You are viewing a plain text version of this content. The canonical link for it is here.
Posted to users@kafka.apache.org by Rajiv Kurian <ra...@signalfuse.com> on 2014/12/13 05:12:50 UTC

kafka async producer takes a lot of cpu

I am using the kafka java api async client (the one that wraps the Scala
client). It's dropping quite a bit of data due to the queue being full, and
the process ends up taking a lot of cpu too.

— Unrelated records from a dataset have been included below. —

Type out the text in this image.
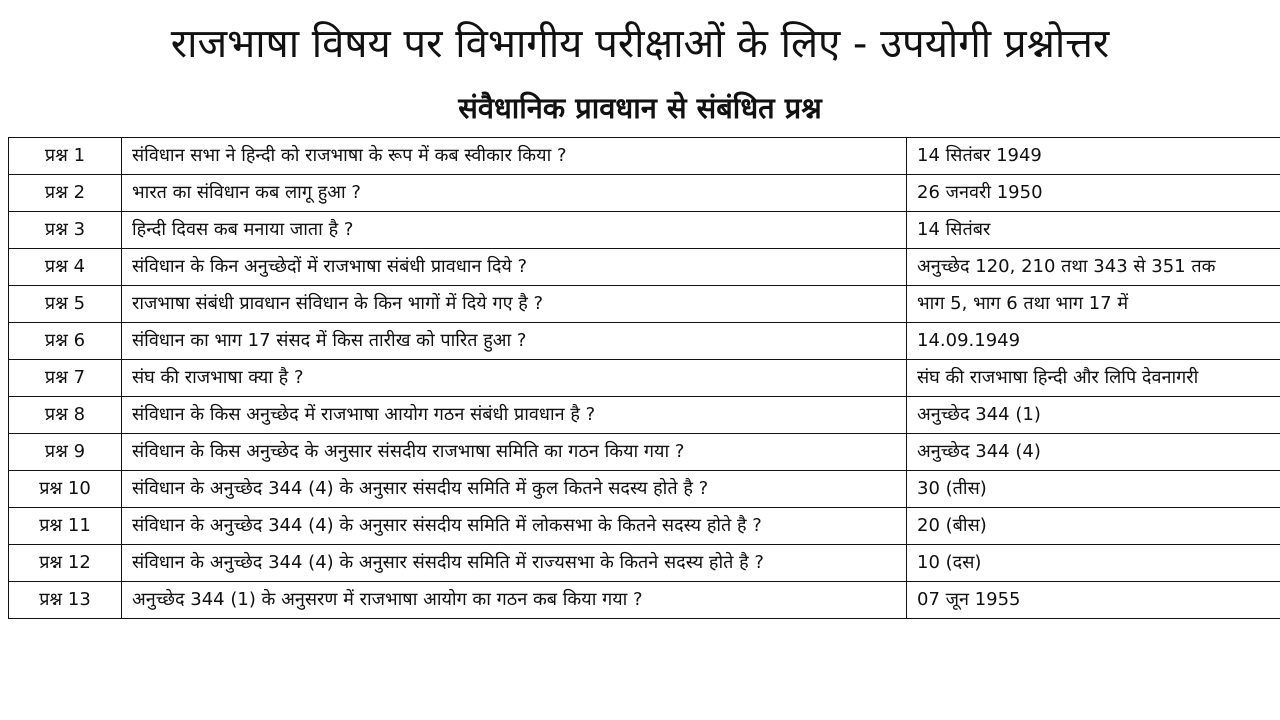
राजभाषा विषय पर विभागीय परीक्षाओं के लिए - उपयोगी प्रश्नोत्तर
संवैधानिक प्रावधान से संबंधित प्रश्न
प्रश्न 1	संविधान सभा ने हिन्दी को राजभाषा के रूप में कब स्वीकार किया ?	14 सितंबर 1949
प्रश्न 2	भारत का संविधान कब लागू हुआ ?	26 जनवरी 1950
प्रश्न 3	हिन्दी दिवस कब मनाया जाता है ?	14 सितंबर
प्रश्न 4	संविधान के किन अनुच्छेदों में राजभाषा संबंधी प्रावधान दिये ?	अनुच्छेद 120, 210 तथा 343 से 351 तक
प्रश्न 5	राजभाषा संबंधी प्रावधान संविधान के किन भागों में दिये गए है ?	भाग 5, भाग 6 तथा भाग 17 में
प्रश्न 6	संविधान का भाग 17 संसद में किस तारीख को पारित हुआ ?	14.09.1949
प्रश्न 7	संघ की राजभाषा क्या है ?	संघ की राजभाषा हिन्दी और लिपि देवनागरी
प्रश्न 8	संविधान के किस अनुच्छेद में राजभाषा आयोग गठन संबंधी प्रावधान है ?	अनुच्छेद 344 (1)
प्रश्न 9	संविधान के किस अनुच्छेद के अनुसार संसदीय राजभाषा समिति का गठन किया गया ?	अनुच्छेद 344 (4)
प्रश्न 10	संविधान के अनुच्छेद 344 (4) के अनुसार संसदीय समिति में कुल कितने सदस्य होते है ?	30 (तीस)
प्रश्न 11	संविधान के अनुच्छेद 344 (4) के अनुसार संसदीय समिति में लोकसभा के कितने सदस्य होते है ?	20 (बीस)
प्रश्न 12	संविधान के अनुच्छेद 344 (4) के अनुसार संसदीय समिति में राज्यसभा के कितने सदस्य होते है ?	10 (दस)
प्रश्न 13	अनुच्छेद 344 (1) के अनुसरण में राजभाषा आयोग का गठन कब किया गया ?	07 जून 1955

I am posting to a topic with 1024 partitions (across 3 brokers) - maybe the
high number of brokers is one of the issues. Profiling with YourKit showed
37% of my CPU being spent on kafka.producer.async.ProducerSendThread.run().
So seems like the producer is not able to keep up with my application and
starts dropping. When I expand this waterfall in YourKit, I see that 23%
total (not out of the 37%) is being spent on logging! Something like this:

kafka.producer.BrokerPartitionInfo$$anonfun$getBrokerPartitionInfo$2.apply(PartitionMetadata)
->kafka.producer.BrokerPartitionInfo.debug(Function0)
   ->kafka.utils.Logging$class.debug(Logging, Function0)
      ->org.apache.log4j.Category.isDebugEnabled()
         ->... (a bunch of other things that finally break down into)
             ->LoggerContext.java:252
ch.qos.logback.classic.spi.TurboFilterList.getTurboFilterChainDecision(Marker,
Logger, Level, String, Object[], Throwable)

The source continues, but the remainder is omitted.